The group, called the Houston Rising Coalition for an Equitable Recovery, consists of several community-based organizations that work on issues, including workers’ rights, environmental justice, immigrant rights, and housing. Texas Housers is a member of the coalition, along with several of our legal service and organizing partners.
“Working in coalition at this moment is essential – even six months after the storm,” our Houston co-director Chrishelle Palay said. “Because of the coalition’s wide range of expertise we are able to meld our expertise, commitment and energy and work toward getting something done in the long run that will benefit our communities.”
The group has been meeting weekly since October and has since published several opinion pieces in newspapers, provided testimony during public governmental hearings, and communicated the importance of an equitable recovery to reach government officials and impacted people. The disaster recovery coalition is building power among low-income survivors and communities of color — those who are often not prioritized during recovery — to advocate their needs are heard and met.

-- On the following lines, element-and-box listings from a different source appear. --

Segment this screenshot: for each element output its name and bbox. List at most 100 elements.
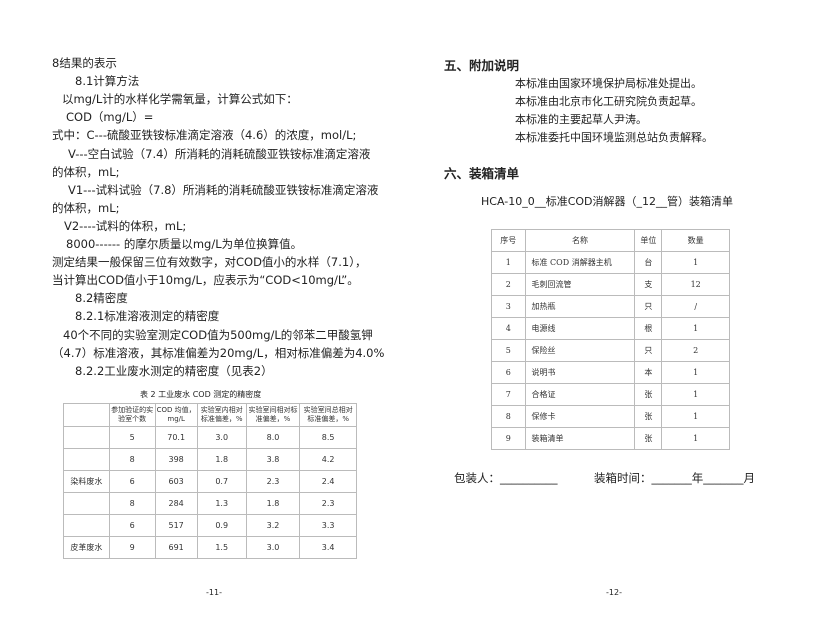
table-cell: 1	[491, 251, 526, 274]
table-cell	[63, 492, 110, 515]
table-header-row: 参加验证的实验室个数 COD 均值，mg/L 实验室内相对标准偏差，% 实验室间相对标…	[63, 403, 357, 427]
section5-title: 五、附加说明	[444, 58, 520, 73]
body-line: COD（mg/L）=	[66, 110, 154, 125]
body-line: V2----试料的体积，mL;	[64, 218, 187, 233]
note-line: 本标准的主要起草人尹涛。	[515, 113, 647, 126]
table-cell: /	[661, 295, 730, 318]
table-cell: 序号	[491, 229, 526, 252]
table-cell: 台	[634, 251, 663, 274]
table-cell: 根	[634, 317, 663, 340]
table-row: 染料废水 6 603 0.7 2.3 2.4	[63, 470, 357, 493]
packing-table: 序号 名称 单位 数量 1 标准 COD 消解器主机台 1 2 毛刺回流管支 12 3 加热瓶只/4 电…	[491, 229, 730, 450]
table-cell: 2	[491, 273, 526, 296]
table-row: 4 电源线根 1	[491, 317, 730, 340]
table-cell: 只	[634, 295, 663, 318]
table-cell: 1.5	[196, 536, 247, 559]
table-cell: 1.8	[245, 492, 301, 515]
table-cell: 支	[634, 273, 663, 296]
table-cell: 2.4	[299, 470, 357, 493]
table-cell: 6	[491, 361, 526, 384]
table-cell: 3.2	[245, 514, 301, 537]
table-cell: 标准 COD 消解器主机	[524, 251, 636, 274]
table-cell: 2	[661, 339, 730, 362]
table-cell: 1	[661, 317, 730, 340]
table-cell: 1	[661, 405, 730, 428]
table-cell: 保修卡	[524, 405, 636, 428]
body-line: 8000------ 的摩尔质量以mg/L为单位换算值。	[66, 237, 303, 251]
body-line: 8.2.1标准溶液测定的精密度	[75, 309, 220, 324]
section6-title: 六、装箱清单	[444, 166, 520, 181]
table-cell: 张	[634, 405, 663, 428]
body-line: 当计算出COD值小于10mg/L，应表示为“COD<10mg/L”。	[52, 273, 359, 288]
table-cell: 6	[108, 470, 156, 493]
table-cell	[63, 426, 110, 449]
table-cell: 1	[661, 361, 730, 384]
table-cell: 4.2	[299, 448, 357, 471]
page-number-right: -12-	[606, 588, 622, 597]
table-cell: 电源线	[524, 317, 636, 340]
table-row: 3 加热瓶只 /	[491, 295, 730, 318]
table-cell: 3.8	[245, 448, 301, 471]
table-row: 6 说明书本 1	[491, 361, 730, 384]
body-line: 的体积，mL;	[52, 200, 120, 215]
table-cell: 2.3	[245, 470, 301, 493]
table-header-row: 序号 名称 单位 数量	[491, 229, 730, 252]
table-cell: 5	[491, 339, 526, 362]
table-row: 5 保险丝只 2	[491, 339, 730, 362]
table-cell: 3	[491, 295, 526, 318]
table-cell: 说明书	[524, 361, 636, 384]
table-cell: 实验室间相对标准偏差，%	[245, 403, 301, 427]
table-cell: 张	[634, 427, 663, 450]
table-row: 8 保修卡张 1	[491, 405, 730, 428]
table-cell: 6	[108, 514, 156, 537]
table-cell	[63, 448, 110, 471]
table-cell: 实验室间总相对标准偏差，%	[299, 403, 357, 427]
note-line: 本标准由国家环境保护局标准处提出。	[515, 77, 702, 90]
body-line: V1---试料试验（7.8）所消耗的消耗硫酸亚铁铵标准滴定溶液	[68, 182, 379, 197]
table-cell: 3.3	[299, 514, 357, 537]
body-line: 8.2精密度	[75, 291, 128, 306]
body-line: V---空白试验（7.4）所消耗的消耗硫酸亚铁铵标准滴定溶液	[68, 146, 371, 161]
table-cell: 8	[108, 492, 156, 515]
packer-label: 包装人：__________	[454, 471, 558, 485]
table-cell: 0.9	[196, 514, 247, 537]
table-cell: 1.3	[196, 492, 247, 515]
body-line: 测定结果一般保留三位有效数字，对COD值小的水样（7.1），	[52, 255, 367, 270]
body-line: 40个不同的实验室测定COD值为500mg/L的邻苯二甲酸氢钾	[63, 327, 373, 342]
pack-time-label: 装箱时间：_______年_______月	[594, 471, 755, 485]
table-cell: 70.1	[154, 426, 198, 449]
table-row: 8 284 1.3 1.8 2.3	[63, 492, 357, 515]
table-row: 8 398 1.8 3.8 4.2	[63, 448, 357, 471]
table-cell: 5	[108, 426, 156, 449]
table-cell: 603	[154, 470, 198, 493]
table-cell	[63, 403, 110, 427]
table-cell: 毛刺回流管	[524, 273, 636, 296]
table-cell: 4	[491, 317, 526, 340]
table-cell: 1	[661, 383, 730, 406]
table-cell: 装箱清单	[524, 427, 636, 450]
table-cell: 7	[491, 383, 526, 406]
body-line: 8结果的表示	[52, 56, 117, 70]
table-row: 9 装箱清单张 1	[491, 427, 730, 450]
page-number-left: -11-	[206, 588, 222, 597]
body-line: 式中：C---硫酸亚铁铵标准滴定溶液（4.6）的浓度，mol/L;	[52, 128, 357, 143]
table-cell: 398	[154, 448, 198, 471]
table-cell: 2.3	[299, 492, 357, 515]
table-cell: 517	[154, 514, 198, 537]
table-cell: 9	[108, 536, 156, 559]
body-line: 以mg/L计的水样化学需氧量，计算公式如下：	[62, 92, 298, 107]
table-cell: 691	[154, 536, 198, 559]
table-cell: 284	[154, 492, 198, 515]
table2-caption: 表 2 工业废水 COD 测定的精密度	[140, 390, 262, 399]
table-cell: 数量	[661, 229, 730, 252]
table-cell: 皮革废水	[63, 536, 110, 559]
table-cell: 8.5	[299, 426, 357, 449]
body-line: 的体积，mL;	[52, 164, 120, 179]
table-cell: 3.0	[245, 536, 301, 559]
table-row: 6 517 0.9 3.2 3.3	[63, 514, 357, 537]
table-cell: 张	[634, 383, 663, 406]
table-cell: 本	[634, 361, 663, 384]
table-cell: 8	[491, 405, 526, 428]
table-cell: 实验室内相对标准偏差，%	[196, 403, 247, 427]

“We urge you to make changes to the Action Plan which protect people’s right to affordable and safe housing, create good jobs which will allow dollars invested in Houston to remain here, and protect our environment so that Houston can recover,” the coalition writes in the opening of their letter to the General Land Office, which administers hurricane recovery for Texas.

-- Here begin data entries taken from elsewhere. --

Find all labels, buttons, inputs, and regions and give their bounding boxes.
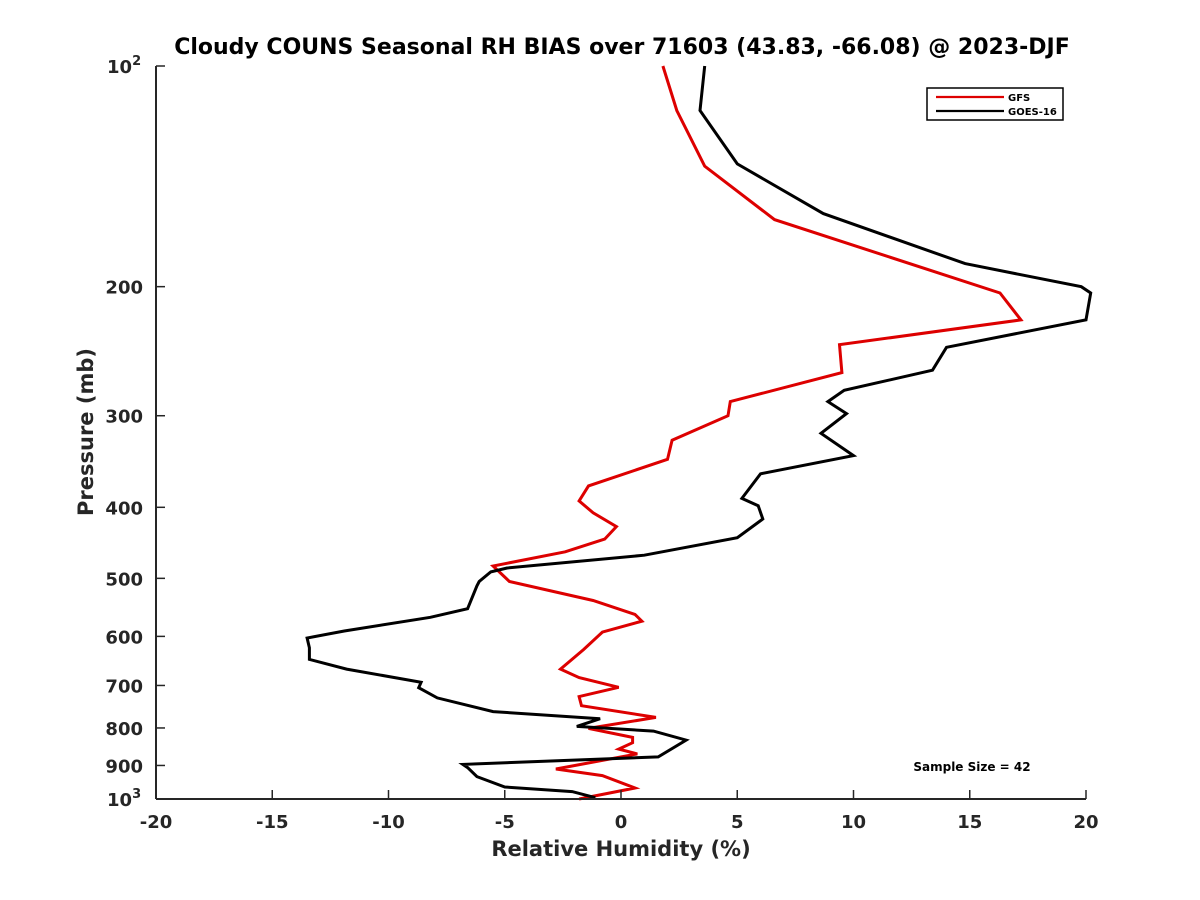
x-tick-label: 20 (1073, 812, 1098, 833)
x-tick-label: 15 (957, 812, 982, 833)
y-tick-label: 200 (105, 278, 143, 299)
y-tick-label: 600 (105, 627, 143, 648)
y-tick-label: 103 (107, 787, 141, 811)
y-axis-label: Pressure (mb) (74, 348, 98, 516)
series-line-gfs (489, 65, 1024, 801)
legend-label-gfs: GFS (1008, 93, 1030, 104)
plot-background (156, 66, 1086, 799)
legend: GFS GOES-16 (926, 87, 1064, 121)
y-tick-label: 700 (105, 676, 143, 697)
y-tick-label: 500 (105, 569, 143, 590)
x-tick-label: 10 (841, 812, 866, 833)
legend-box (926, 87, 1064, 121)
x-tick-label: 0 (615, 812, 628, 833)
x-tick-label: -10 (372, 812, 405, 833)
x-axis-label: Relative Humidity (%) (491, 837, 750, 861)
plot-area: -20 -15 -10 -5 0 5 10 15 20 102 200 300 400 500 600 700… (105, 54, 1098, 833)
x-tick-label: -20 (140, 812, 173, 833)
sample-size-annotation: Sample Size = 42 (913, 760, 1030, 774)
y-tick-label: 800 (105, 719, 143, 740)
y-tick-label: 102 (107, 54, 141, 78)
ticks-layer: -20 -15 -10 -5 0 5 10 15 20 102 200 300 400 500 600 700… (105, 54, 1098, 833)
y-tick-label: 900 (105, 756, 143, 777)
x-tick-label: -15 (256, 812, 289, 833)
series-layer (305, 65, 1093, 801)
x-tick-label: -5 (495, 812, 515, 833)
chart-title: Cloudy COUNS Seasonal RH BIAS over 71603… (174, 35, 1070, 60)
y-tick-label: 300 (105, 407, 143, 428)
y-tick-label: 400 (105, 498, 143, 519)
legend-label-goes-16: GOES-16 (1008, 107, 1057, 118)
series-line-goes-16 (305, 65, 1093, 800)
x-tick-label: 5 (731, 812, 744, 833)
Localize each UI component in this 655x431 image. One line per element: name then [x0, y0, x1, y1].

The group divided their requests to the GLO into three main issues: Housing, jobs, and environmental health and justice.
The group asks the GLO to prioritize spending federal recovery dollars on housing up front until all housing needs are met. State officials argue that some infrastructure projects take precedence because of their larger impact on communities. We — and the coalition — disagree with that logic. Too many people, many who are seniors and families with children, do not have a safe place to call home to turn to large aspirational projects. The group also is concerned with the effectiveness of direct assistance programs in getting people back in their homes safely. Finally, Houston Rising asks the GLO to take community groups up on their offer to facilitate robust community participation in the impacted areas. Currently there is no citizen participation (that we have seen) in place.

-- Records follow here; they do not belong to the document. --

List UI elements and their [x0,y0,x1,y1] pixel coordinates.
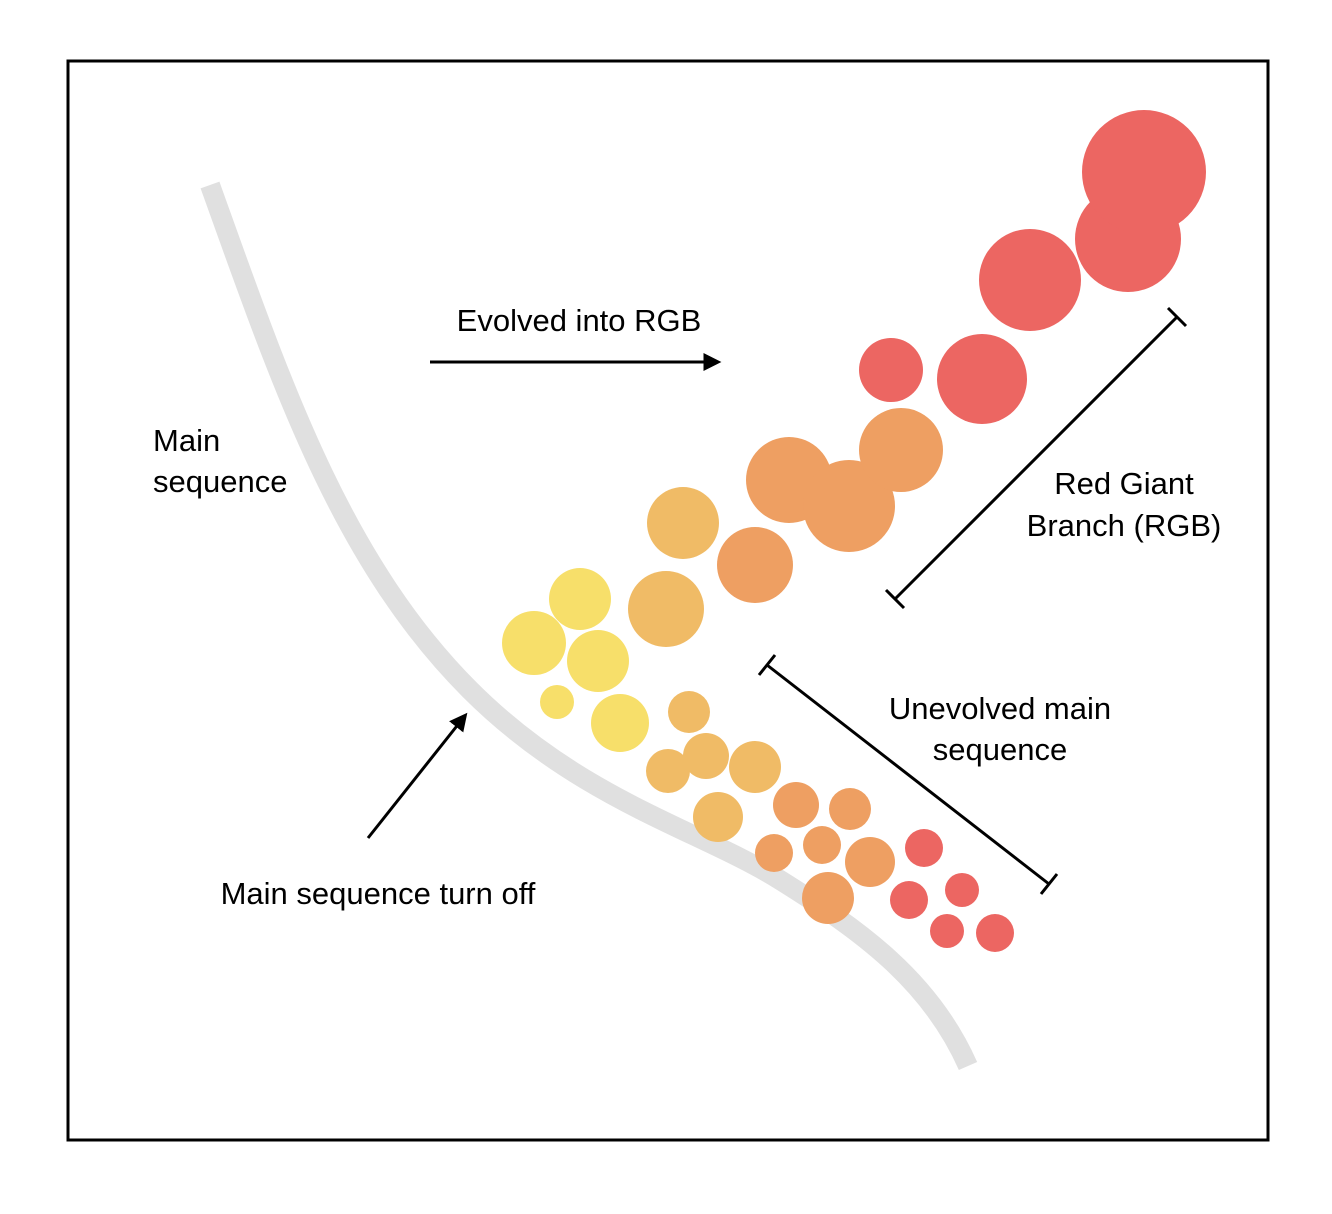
star [890,881,928,919]
turnoff-label: Main sequence turn off [221,876,536,911]
main-sequence-label-line2: sequence [153,464,287,499]
rgb-bracket [884,306,1188,610]
main-sequence-track [200,181,978,1071]
star [647,487,719,559]
rgb-label-line1: Red Giant [1054,466,1194,501]
rgb-star-group [502,110,1206,692]
star [905,829,943,867]
star [859,408,943,492]
unevolved-bracket [757,654,1059,895]
main-sequence-label-line1: Main [153,423,220,458]
evolved-label: Evolved into RGB [457,303,702,338]
star [803,826,841,864]
star [729,741,781,793]
star [930,914,964,948]
star [628,571,704,647]
unevolved-label-line2: sequence [933,732,1067,767]
star [859,338,923,402]
unevolved-star-group [540,685,1014,952]
star [717,527,793,603]
star [646,749,690,793]
star [693,792,743,842]
star [502,611,566,675]
star [683,733,729,779]
star [937,334,1027,424]
frame-border [66,59,1270,1142]
star [540,685,574,719]
star [829,788,871,830]
star [755,834,793,872]
unevolved-label-line1: Unevolved main [889,691,1111,726]
rgb-label-line2: Branch (RGB) [1027,508,1222,543]
star [976,914,1014,952]
star [1082,110,1206,234]
star [668,691,710,733]
star [845,837,895,887]
star [773,782,819,828]
star [802,872,854,924]
star [945,873,979,907]
star [803,460,895,552]
star [549,568,611,630]
star [979,229,1081,331]
star [591,694,649,752]
star [567,630,629,692]
turnoff-arrow [366,712,468,839]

Houston Rising writes in their comments to the GLO that the federal dollars that the state receives should be leveraged to improve worker conditions in the rebuilding of cities and town. The coalition advocates the state ensure every worker involved in construction related to the hurricane should be covered by worker’s compensation insurance. All contractors should be screened for previous labor violations and be provided support in creating apprenticeship programs for workers hired to rebuild.
Environmental Health and Justice
The coalition environmental justice experts recommend that the GLO create and develop a Regional Air Toxins Plan similar to a regional flood plan that some have discussed. Additionally, the state has a responsibility to protect communities from refineries and chemical pollutants by providing communities with the assistance to relocate. Finally, the group advocates building for a sustainable future through promoting water efficiency and energy efficiency.